Add a whole battery of new cut tests, which cover this new feature,
and
add more tests for the related already existing features, to make sure
no regressions are introduced.
While there, clean up the comments and the whitespace in the cut tests
a bit, to make them slightly more readable.
Thanks for the patch.
I wonder whether a --empty-fields={ignore,suppress} is a more general
interface.
I wonder would it be a more complex approach, and more importantly, less
intuitive? Quite frankly, I think it's easier to visualize the empty
space. or the delimiters as a more general approach, becoming
"squeezed". I think that visualizing the empty fields is harder,
especially when the delimiter is a whitespace character.

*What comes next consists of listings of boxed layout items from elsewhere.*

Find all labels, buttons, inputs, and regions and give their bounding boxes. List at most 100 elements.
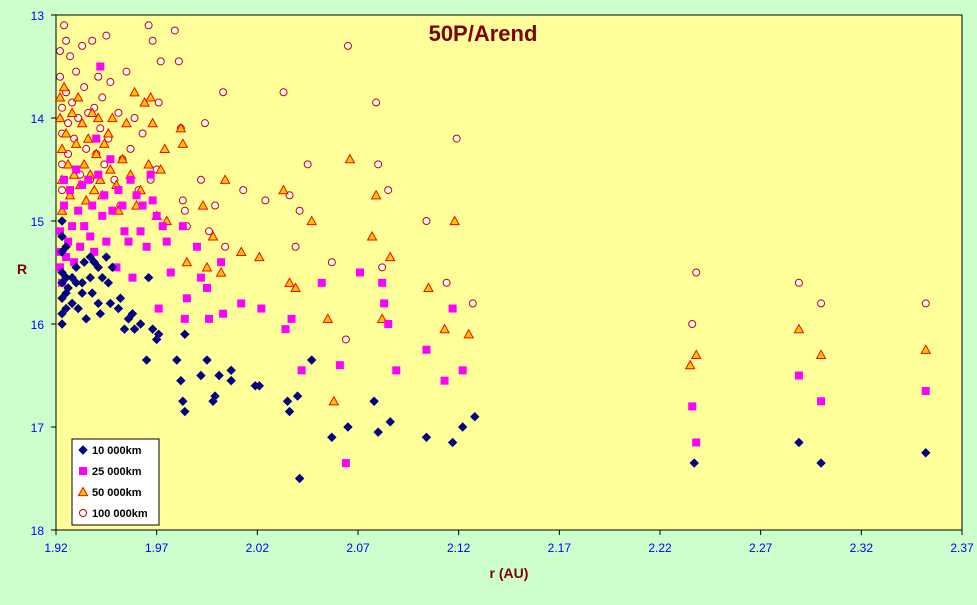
square-point: [72, 165, 81, 174]
diamond-point: [89, 257, 99, 267]
square-point: [76, 242, 85, 251]
x-tick-label: 2.27: [749, 541, 773, 555]
diamond-point: [196, 370, 206, 381]
triangle-point: [145, 91, 156, 102]
legend-label: 25 000km: [92, 466, 142, 478]
y-axis-ticks: 13 14 15 16 17 18: [31, 9, 56, 538]
diamond-point: [119, 324, 130, 334]
triangle-point: [207, 230, 219, 241]
diamond-point: [172, 355, 182, 365]
triangle-point: [278, 184, 289, 195]
x-axis-title: r (AU): [490, 565, 529, 581]
square-point: [458, 366, 467, 375]
diamond-point: [57, 278, 67, 288]
square-point: [380, 299, 389, 308]
diamond-point: [103, 278, 114, 288]
triangle-point: [98, 138, 110, 148]
triangle-point: [306, 215, 318, 226]
circle-point: [442, 278, 451, 287]
square-point: [219, 309, 228, 318]
square-point: [180, 314, 189, 323]
triangle-point: [78, 158, 90, 169]
circle-point: [196, 175, 205, 184]
diamond-point: [67, 272, 77, 283]
square-point: [688, 402, 697, 411]
circle-point: [122, 67, 131, 76]
diamond-point: [180, 406, 190, 417]
diamond-point: [284, 406, 295, 417]
diamond-point: [214, 370, 224, 381]
circle-point: [295, 206, 304, 215]
diamond-point: [93, 298, 103, 309]
square-point: [136, 227, 145, 236]
triangle-point: [129, 86, 140, 97]
triangle-point: [423, 282, 434, 293]
square-point: [297, 366, 306, 375]
square-point: [152, 211, 161, 220]
diamond-point: [79, 257, 89, 267]
square-point: [86, 232, 95, 241]
circle-point: [327, 258, 336, 267]
diamond-point: [816, 458, 826, 468]
diamond-point: [373, 427, 383, 437]
circle-point: [144, 21, 153, 30]
chart-title: 50P/Arend: [429, 21, 538, 46]
triangle-point: [94, 174, 106, 184]
y-tick-label: 15: [31, 215, 45, 229]
square-point: [102, 237, 111, 246]
square-point: [237, 299, 246, 308]
triangle-point: [102, 127, 114, 138]
square-point: [114, 186, 123, 195]
x-tick-label: 2.22: [648, 541, 672, 555]
circle-point: [343, 41, 352, 50]
triangle-point: [322, 313, 334, 323]
square-point: [96, 62, 105, 71]
square-point: [158, 222, 167, 231]
diamond-point: [57, 308, 67, 319]
diamond-point: [113, 303, 124, 314]
square-point: [384, 320, 393, 328]
square-point: [921, 386, 930, 395]
square-point: [68, 222, 77, 231]
triangle-point: [90, 148, 102, 159]
triangle-point: [76, 117, 88, 128]
legend-box: [71, 438, 160, 526]
x-axis-ticks: 1.92 1.97 2.02 2.07 2.12 2.17 2.22 2.27 2.32 2.37: [44, 530, 974, 555]
diamond-point: [67, 298, 77, 309]
plot-area: [55, 14, 963, 531]
triangle-point: [60, 127, 72, 138]
square-point: [794, 371, 803, 380]
triangle-point: [72, 91, 84, 102]
triangle-point: [366, 230, 378, 241]
circle-point: [138, 129, 147, 138]
circle-point: [372, 98, 381, 107]
square-point: [100, 191, 109, 200]
circle-point: [56, 72, 65, 81]
triangle-point: [219, 174, 231, 184]
diamond-point: [421, 432, 432, 443]
square-point: [440, 376, 449, 385]
circle-point: [60, 21, 69, 30]
diamond-point: [77, 288, 87, 298]
triangle-point: [56, 143, 68, 153]
diamond-point: [57, 247, 67, 257]
legend-label: 50 000km: [92, 487, 142, 499]
triangle-point: [86, 107, 98, 117]
diamond-point: [93, 262, 103, 273]
diamond-point: [73, 303, 83, 314]
square-point: [281, 325, 290, 334]
triangle-point: [201, 261, 213, 272]
diamond-point: [306, 355, 317, 365]
square-point: [287, 314, 296, 323]
square-point: [66, 186, 75, 195]
triangle-point: [54, 91, 66, 102]
triangle-point: [121, 117, 132, 128]
diamond-point: [101, 252, 112, 262]
square-point: [128, 273, 137, 282]
triangle-point: [384, 251, 396, 262]
legend-marker: [79, 509, 87, 517]
circle-point: [794, 278, 803, 287]
legend-entries: 10 000km 25 000km 50 000km 100 000km: [77, 445, 148, 520]
diamond-point: [292, 391, 303, 401]
diamond-point: [226, 375, 236, 386]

This overlaps somewhat with the -w option in FreeBSD's cut,
which merges runs of whitespace, and which I was also considering
adding.
After thinking a bit about it, how about having both "-m", from the
patch I submitted, and "-w", which would behave differently than the
FreeBSD's "-w"? Please, allow me to explain.
More specifically, our "-w" would simply "squeeze" all the whitespace in
the input without forcing the delimiter to be whitespace. The
"squeezing" would produce a whitespace character in the input, instead
of whatever got "squeezed" there. That would be either the whitespace
character specified as an optional value for the "-w" option, or it may
by default produce a space wherever only spaces were "squeezed", or a
tab wherever the "squeezed" whitespace contained at least one tab.
With both "-m" and "-w" options in place we'd end up with a quite
versatile cut, which would cover what FreeBSD's cut does, and be able to
do more. I'd be willing to implement the "-w" option as well.